在实施猛烈空中轰炸和地面炮击后,联邦军队占领了沙托伊,联合集群部队副司令员根纳季·特罗舍夫上将向领导汇报战况,并在接受电视访谈时宣布,车臣山区的大规模军事行动已经宣告结束。正如特罗舍夫所说,有组织、成建制的大股武装部队已经不复存在,残余都已“丢盔卸甲”向四处逃命。后来的结果表明,这些声明都太过乐观,结论也下得太匆忙。

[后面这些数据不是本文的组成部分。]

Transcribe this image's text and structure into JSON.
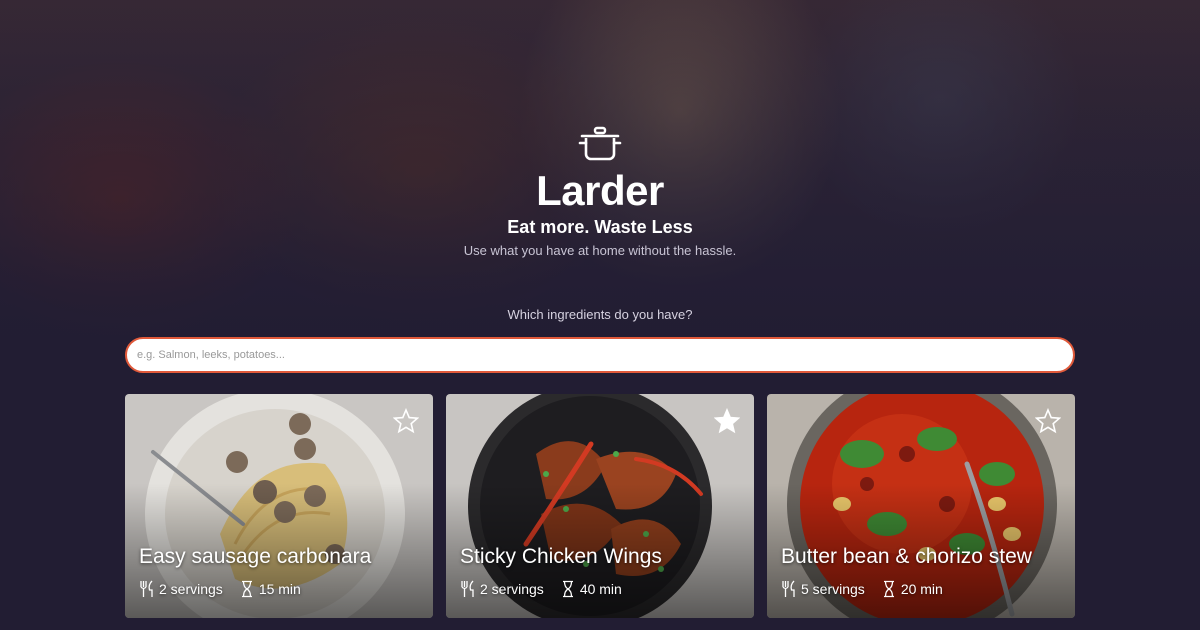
{
  "app": {
    "title": "Larder",
    "tagline": "Eat more. Waste Less",
    "subtitle": "Use what you have at home without the hassle."
  },
  "search": {
    "question": "Which ingredients do you have?",
    "placeholder": "e.g. Salmon, leeks, potatoes...",
    "value": ""
  },
  "icons": {
    "logo": "cooking-pot-icon",
    "servings": "fork-knife-icon",
    "time": "hourglass-icon",
    "favorite": "star-icon"
  },
  "colors": {
    "background": "#221d33",
    "search_border": "#e0593a"
  },
  "recipes": [
    {
      "title": "Easy sausage carbonara",
      "servings": "2 servings",
      "time": "15 min",
      "favorited": false
    },
    {
      "title": "Sticky Chicken Wings",
      "servings": "2 servings",
      "time": "40 min",
      "favorited": true
    },
    {
      "title": "Butter bean & chorizo stew",
      "servings": "5 servings",
      "time": "20 min",
      "favorited": false
    }
  ]
}
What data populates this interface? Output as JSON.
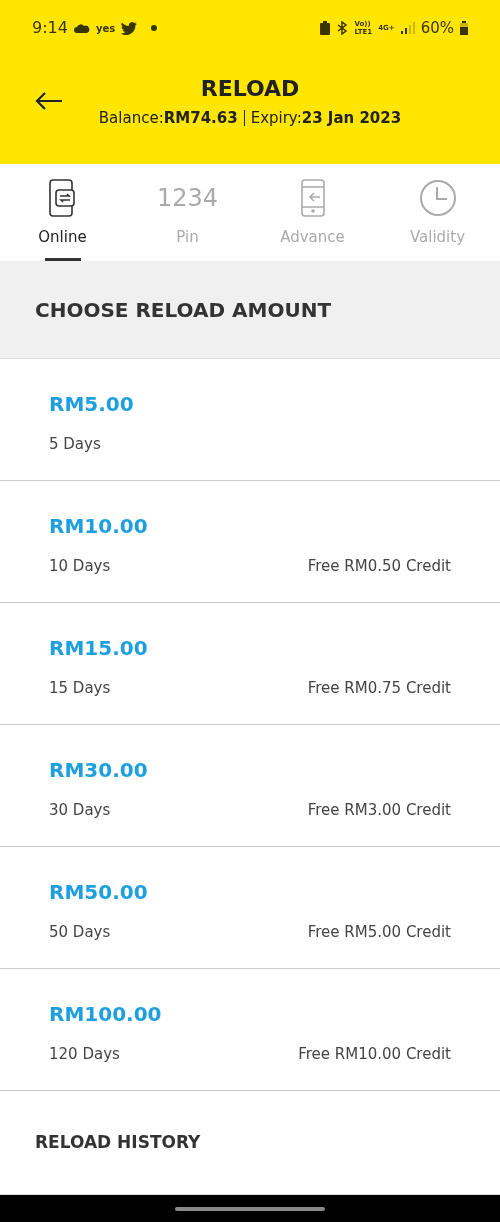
{
  "status_bar": {
    "time": "9:14",
    "carrier": "yes",
    "volte_top": "Vo))",
    "volte_bottom": "LTE1",
    "network": "4G+",
    "battery": "60%"
  },
  "header": {
    "title": "RELOAD",
    "balance_label": "Balance:",
    "balance": "RM74.63",
    "expiry_label": "Expiry:",
    "expiry": "23 Jan 2023"
  },
  "tabs": [
    {
      "label": "Online",
      "kind": "sync",
      "selected": true
    },
    {
      "label": "Pin",
      "kind": "digits",
      "digits": "1234",
      "selected": false
    },
    {
      "label": "Advance",
      "kind": "phone",
      "selected": false
    },
    {
      "label": "Validity",
      "kind": "clock",
      "selected": false
    }
  ],
  "section_title": "CHOOSE RELOAD AMOUNT",
  "amounts": [
    {
      "price": "RM5.00",
      "days": "5 Days"
    },
    {
      "price": "RM10.00",
      "days": "10 Days",
      "bonus": "Free RM0.50 Credit"
    },
    {
      "price": "RM15.00",
      "days": "15 Days",
      "bonus": "Free RM0.75 Credit"
    },
    {
      "price": "RM30.00",
      "days": "30 Days",
      "bonus": "Free RM3.00 Credit"
    },
    {
      "price": "RM50.00",
      "days": "50 Days",
      "bonus": "Free RM5.00 Credit"
    },
    {
      "price": "RM100.00",
      "days": "120 Days",
      "bonus": "Free RM10.00 Credit"
    }
  ],
  "history_title": "RELOAD HISTORY"
}
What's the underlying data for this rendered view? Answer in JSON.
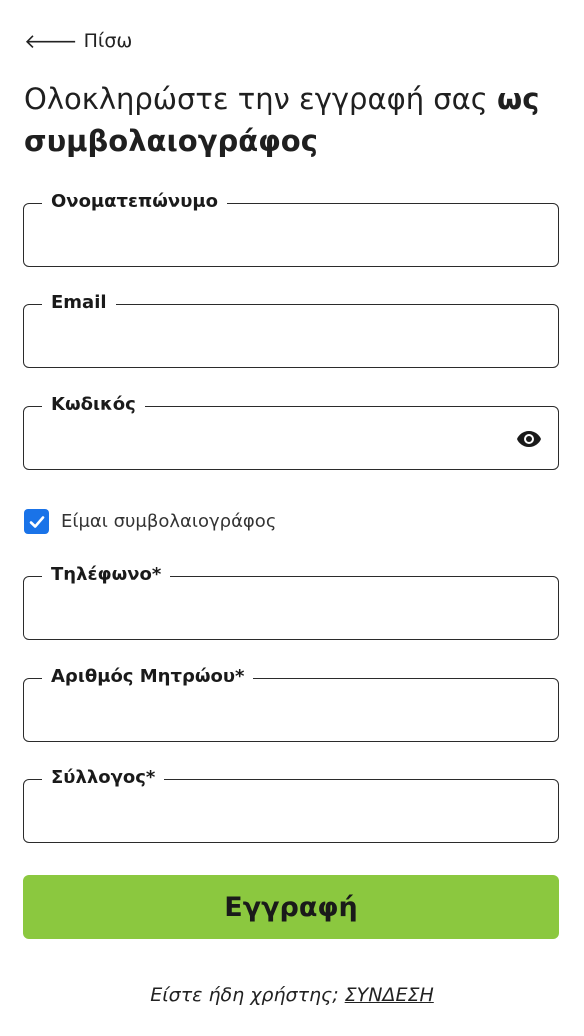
{
  "back": {
    "label": "Πίσω"
  },
  "title": {
    "regular": "Ολοκληρώστε την εγγραφή σας ",
    "bold": "ως συμβολαιογράφος"
  },
  "fields": {
    "fullname": {
      "label": "Ονοματεπώνυμο",
      "value": ""
    },
    "email": {
      "label": "Email",
      "value": ""
    },
    "password": {
      "label": "Κωδικός",
      "value": ""
    },
    "phone": {
      "label": "Τηλέφωνο*",
      "value": ""
    },
    "registry": {
      "label": "Αριθμός Μητρώου*",
      "value": ""
    },
    "association": {
      "label": "Σύλλογος*",
      "value": ""
    }
  },
  "notary_checkbox": {
    "label": "Είμαι συμβολαιογράφος",
    "checked": true
  },
  "submit": {
    "label": "Εγγραφή"
  },
  "footer": {
    "prompt": "Είστε ήδη χρήστης; ",
    "link": "ΣΥΝΔΕΣΗ"
  },
  "colors": {
    "accent": "#8bc83f",
    "checkbox": "#1a73e8"
  }
}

声明说沙托伊战役中大部分匪徒都被歼灭、只有少部分从包围圈中逃跑是一个错误。

依据这一评价和报告,2000年2月29日,俄罗斯联邦国防部长伊戈尔·谢尔盖耶夫元帅向弗拉基米尔·普京报告说,在北高加索地区实施的第三阶段反击恐怖军事行动的任务已经完成。这就意味着,军队完成了自己的任务,剩下的只是控制山区的局势,所以,相当部分的作战部队将要撤回到自己原来的常驻营地。

军人的失误很快就暴露出来。尽管有大约200多人在沙托伊战斗中被打死,但是车臣武装分子却并没有被击溃。非法武装化整为零成几支装备足够精良、组织严密的队伍,与自己的指挥官们一道成功地从包围圈中突围出来。只有几支小股部队企图从沙托伊向南面的格鲁吉亚方向逃窜,但是,他们要么被歼灭,要么逃散了。另外几个中队想从山路逃往西部的印古什共和国,但是据沙马诺夫将军证实,他们中的大部分都在山里被冻死。没能成功脱逃的还有几个小队武装分子,他们曾企图通过达吉斯坦进入阿塞拜疆。

两支大股武装分子队伍分别向北方和东北方向逃窜,他们的目的很明显,想回到车臣平原、山麓地带以及达吉斯坦共和国。1996年7月底和8月初,被围困在山区的几千名武装分子组成几十个大队,出人意料地下山突袭平原地区,潜入城市,几乎在不到2~3天的时间里就重新占领了格罗兹尼、古杰尔梅斯和阿尔贡。但这次是2000年,事件完全按照另外一种剧本发展下去了。

2月29日深夜至3月1日凌晨,普斯科夫空降师 “责任区”的防御线上发现了人数不少于1000人的哈塔卜的部队。当时,第76普斯科夫空降师104团所属的、人数只有90多人的一个连与哈塔卜部队发生遭遇战,伞兵一直坚守阵地到清晨增援部队赶到,但该连几乎所有战士都在这场战斗中壮烈牺牲了。

尽管我们只是一周后才了解有关这场夜战的详情,但这毫无疑问是所有战斗中最具有英雄气概的一幕。将军们没有将乌卢斯-凯尔特城下的这场著名鏖战立即对外宣布,可能是因为伊戈尔·谢尔盖耶夫元帅在一天前刚刚向普京总统报告说车臣的所有大规模军事行动已宣告结束。

乌卢斯-凯尔特战斗后,哈塔卜将武装分子分编成20~50人或者100人的小股队伍撤退,分散在车臣的维杰诺、沙托伊等山区。他们需要时间休整。

人数不少于1000的第二大部队的武装分子在鲁斯兰·格拉耶夫的指挥下,向北突进。他们在3月初突破重围,下山占领了一个规模很大的居民点——共青团员村。随后又有几支小股部队也相继赶到那里。但是,他们原来制定的继续突进或者分散占领车臣平原部分地区的计划没有实现。联邦军队迅速包围了格拉耶夫的家乡。车臣武装分子以常人无法想像的毅力整整坚守了20来天。最后,只有包括战地指挥官格拉耶夫在内的极少数人得以冲出包围再次逃回山里,大约上百名疲惫不堪的武装分子投降作了俘虏,其余都战死在地下室里或战壕里。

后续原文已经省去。